Participant Study

A practical entry point for real longitudinal follow-up.

This is the operational path for small participant studies around sleep, overnight physiology, next-day burden, and repeated daily self-report. It is designed to stay serious, lightweight, and compatible with the Butterfly Effect research stack.

What is captured

Passive signals plus daily labels

The study is not built on passive data alone. The important step is linking sleep and overnight physiology to repeated daily self-report.

  • Passive layer. Sleep timing, duration, continuity, heart-rate signal, HRV, activity, daylight, and related wearable measures when available.
  • Daily check-in. Short self-report on sleep quality, stress, anxiety, mood, fatigue, pain or tension, and a few key confounders like caffeine or alcohol.
  • Merge point. The final bundle is joined by participant identity and dates so the project can read night-to-day relationships within the same person.

Why this matters

It closes the main gap left by passive exports alone

Wearable exports are strong for pattern-tracking, but limited for symptoms and next-day burden unless daily labels exist. This study layer is what makes that linkage explicit.

  • Without daily labels. We can describe timing, short nights, or activated nights, but not defend strong symptom claims.
  • With daily labels. We can test within-person links such as short sleep to next-day stress, late nights to worse fatigue, or hyperactivation to a harder following day.
  • For the project. This gives Butterfly Effect its own longitudinal data path instead of depending only on outside cohorts.

Participant contract

The study is narrow on purpose.

  • Not diagnostic. The study does not diagnose insomnia, anxiety, depression, pain conditions, or any other disorder.
  • Longitudinal first.
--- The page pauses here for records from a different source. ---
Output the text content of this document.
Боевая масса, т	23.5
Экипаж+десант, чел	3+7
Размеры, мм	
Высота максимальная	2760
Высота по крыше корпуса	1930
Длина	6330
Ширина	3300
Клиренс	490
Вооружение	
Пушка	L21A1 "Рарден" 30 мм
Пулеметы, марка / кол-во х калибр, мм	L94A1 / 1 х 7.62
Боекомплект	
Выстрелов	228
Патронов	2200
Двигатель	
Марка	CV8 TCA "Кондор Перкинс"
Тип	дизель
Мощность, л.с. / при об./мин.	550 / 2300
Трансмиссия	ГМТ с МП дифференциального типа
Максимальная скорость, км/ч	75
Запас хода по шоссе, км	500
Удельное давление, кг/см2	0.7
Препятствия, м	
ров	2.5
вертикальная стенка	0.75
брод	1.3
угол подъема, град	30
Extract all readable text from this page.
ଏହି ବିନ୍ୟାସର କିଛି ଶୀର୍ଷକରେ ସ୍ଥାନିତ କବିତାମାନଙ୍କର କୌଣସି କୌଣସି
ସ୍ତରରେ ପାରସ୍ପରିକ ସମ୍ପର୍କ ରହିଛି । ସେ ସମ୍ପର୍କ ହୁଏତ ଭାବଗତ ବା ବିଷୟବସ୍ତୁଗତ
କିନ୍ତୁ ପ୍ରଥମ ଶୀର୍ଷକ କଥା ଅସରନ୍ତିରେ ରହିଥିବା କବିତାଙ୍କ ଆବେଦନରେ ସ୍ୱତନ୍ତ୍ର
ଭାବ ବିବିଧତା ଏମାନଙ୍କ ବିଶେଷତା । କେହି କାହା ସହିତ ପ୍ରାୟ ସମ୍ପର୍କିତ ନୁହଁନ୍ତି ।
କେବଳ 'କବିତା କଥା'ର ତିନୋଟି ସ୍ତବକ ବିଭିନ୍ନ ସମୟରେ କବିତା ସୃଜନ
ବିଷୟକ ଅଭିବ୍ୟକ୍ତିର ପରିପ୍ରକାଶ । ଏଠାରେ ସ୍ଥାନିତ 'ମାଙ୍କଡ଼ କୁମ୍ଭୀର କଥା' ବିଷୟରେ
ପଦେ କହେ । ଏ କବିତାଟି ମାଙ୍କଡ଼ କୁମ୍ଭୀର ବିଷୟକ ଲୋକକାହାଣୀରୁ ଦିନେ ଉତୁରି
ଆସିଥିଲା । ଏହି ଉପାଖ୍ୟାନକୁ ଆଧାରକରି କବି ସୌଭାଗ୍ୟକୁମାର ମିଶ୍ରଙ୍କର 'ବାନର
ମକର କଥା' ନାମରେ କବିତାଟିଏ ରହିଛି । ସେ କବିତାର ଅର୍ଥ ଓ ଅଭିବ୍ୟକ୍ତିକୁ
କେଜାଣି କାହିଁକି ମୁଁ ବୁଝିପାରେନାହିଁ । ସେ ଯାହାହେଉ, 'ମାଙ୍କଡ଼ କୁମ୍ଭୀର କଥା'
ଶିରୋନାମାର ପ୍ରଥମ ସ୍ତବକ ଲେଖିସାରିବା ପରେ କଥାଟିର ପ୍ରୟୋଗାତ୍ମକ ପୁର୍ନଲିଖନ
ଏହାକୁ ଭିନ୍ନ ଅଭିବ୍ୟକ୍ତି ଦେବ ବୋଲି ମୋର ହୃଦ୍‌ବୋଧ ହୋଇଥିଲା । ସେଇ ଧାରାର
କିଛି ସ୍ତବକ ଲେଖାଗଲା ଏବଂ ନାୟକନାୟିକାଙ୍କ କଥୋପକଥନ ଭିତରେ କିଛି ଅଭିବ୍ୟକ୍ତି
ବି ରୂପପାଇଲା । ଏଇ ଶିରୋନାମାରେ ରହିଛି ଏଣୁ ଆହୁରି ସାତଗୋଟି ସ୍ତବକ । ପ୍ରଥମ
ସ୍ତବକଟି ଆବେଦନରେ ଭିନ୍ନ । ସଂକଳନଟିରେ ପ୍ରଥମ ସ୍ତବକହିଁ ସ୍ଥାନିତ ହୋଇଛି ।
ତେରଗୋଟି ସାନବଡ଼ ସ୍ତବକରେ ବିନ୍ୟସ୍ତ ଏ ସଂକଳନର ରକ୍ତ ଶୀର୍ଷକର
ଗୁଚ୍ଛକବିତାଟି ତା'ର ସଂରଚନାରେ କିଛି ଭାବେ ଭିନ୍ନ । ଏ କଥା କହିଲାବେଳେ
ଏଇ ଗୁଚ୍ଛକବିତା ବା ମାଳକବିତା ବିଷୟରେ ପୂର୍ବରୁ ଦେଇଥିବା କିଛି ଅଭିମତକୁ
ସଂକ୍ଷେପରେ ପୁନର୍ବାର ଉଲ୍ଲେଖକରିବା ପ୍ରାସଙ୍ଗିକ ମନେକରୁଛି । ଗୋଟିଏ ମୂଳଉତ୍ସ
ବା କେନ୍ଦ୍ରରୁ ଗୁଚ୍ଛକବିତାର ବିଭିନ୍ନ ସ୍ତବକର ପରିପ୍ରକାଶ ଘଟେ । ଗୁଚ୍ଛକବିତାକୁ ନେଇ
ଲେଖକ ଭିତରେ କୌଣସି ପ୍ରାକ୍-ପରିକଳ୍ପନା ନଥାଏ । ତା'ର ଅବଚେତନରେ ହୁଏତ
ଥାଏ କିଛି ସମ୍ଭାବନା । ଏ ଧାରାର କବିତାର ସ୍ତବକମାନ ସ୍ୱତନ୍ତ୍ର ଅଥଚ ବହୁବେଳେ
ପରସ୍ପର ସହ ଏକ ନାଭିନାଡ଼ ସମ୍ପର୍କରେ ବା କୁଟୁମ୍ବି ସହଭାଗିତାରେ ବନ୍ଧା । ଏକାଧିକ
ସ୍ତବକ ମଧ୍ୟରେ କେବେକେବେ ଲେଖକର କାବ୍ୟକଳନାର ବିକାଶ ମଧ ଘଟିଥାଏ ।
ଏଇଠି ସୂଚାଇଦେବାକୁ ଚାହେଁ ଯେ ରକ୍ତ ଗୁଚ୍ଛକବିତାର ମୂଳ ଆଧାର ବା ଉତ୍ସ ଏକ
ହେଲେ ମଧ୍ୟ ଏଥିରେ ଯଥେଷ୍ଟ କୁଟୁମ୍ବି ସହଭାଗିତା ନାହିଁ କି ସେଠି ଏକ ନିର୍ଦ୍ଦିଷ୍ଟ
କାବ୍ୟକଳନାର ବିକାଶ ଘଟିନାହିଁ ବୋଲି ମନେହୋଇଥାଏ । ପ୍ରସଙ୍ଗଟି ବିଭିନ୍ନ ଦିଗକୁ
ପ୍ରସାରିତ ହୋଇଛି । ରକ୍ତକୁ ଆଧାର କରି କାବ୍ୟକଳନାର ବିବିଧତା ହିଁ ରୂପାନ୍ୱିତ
The unit of interpretation is repeated pattern, not one isolated night.
  • Research return. Outputs are designed to be understandable, but they remain governed research return rather than a consumer sleep app.

What participants receive

A serious return, not a wellness score.

  • Participant-facing monthly review. Clear explanation of the dominant sleep and physiology patterns in the follow-up window, with explicit limits.
  • Professional companion. Same core payload, but more structured for psychologist, clinician, or research review.
  • Evidence-backed orientation. Where relevant, the system can attach guidance tiers based on stronger vs weaker evidence rather than generic tips.

Operational tools

What participants can use right now

  • Daily participant check-in. Open the participant-facing check-in. It links the participant code to a secure study account, stores repeated check-ins in the study backend, and keeps progress visible without exposing export tools to the participant.
  • Participant experience stays focused. Export and support tools are kept out of the participant view so the daily task stays short, clear, and repeatable.
  • Study operations stay separate. CSV template, schema support, and local recovery tooling remain available for research setup, back-office use, or later merge with Apple Health history.

Privacy and operations

Pseudonymized study handling

  • Participant identity is separated. Contact details and analytical data should not live in the same operational layer.
  • Study data is linked by participant code. Daily check-ins, wearable exports, and generated reports all bind to the same governed participant identifier.
  • Scope remains academic and developmental. This infrastructure supports research, pilot studies, and methodological validation; it is not yet a clinical product.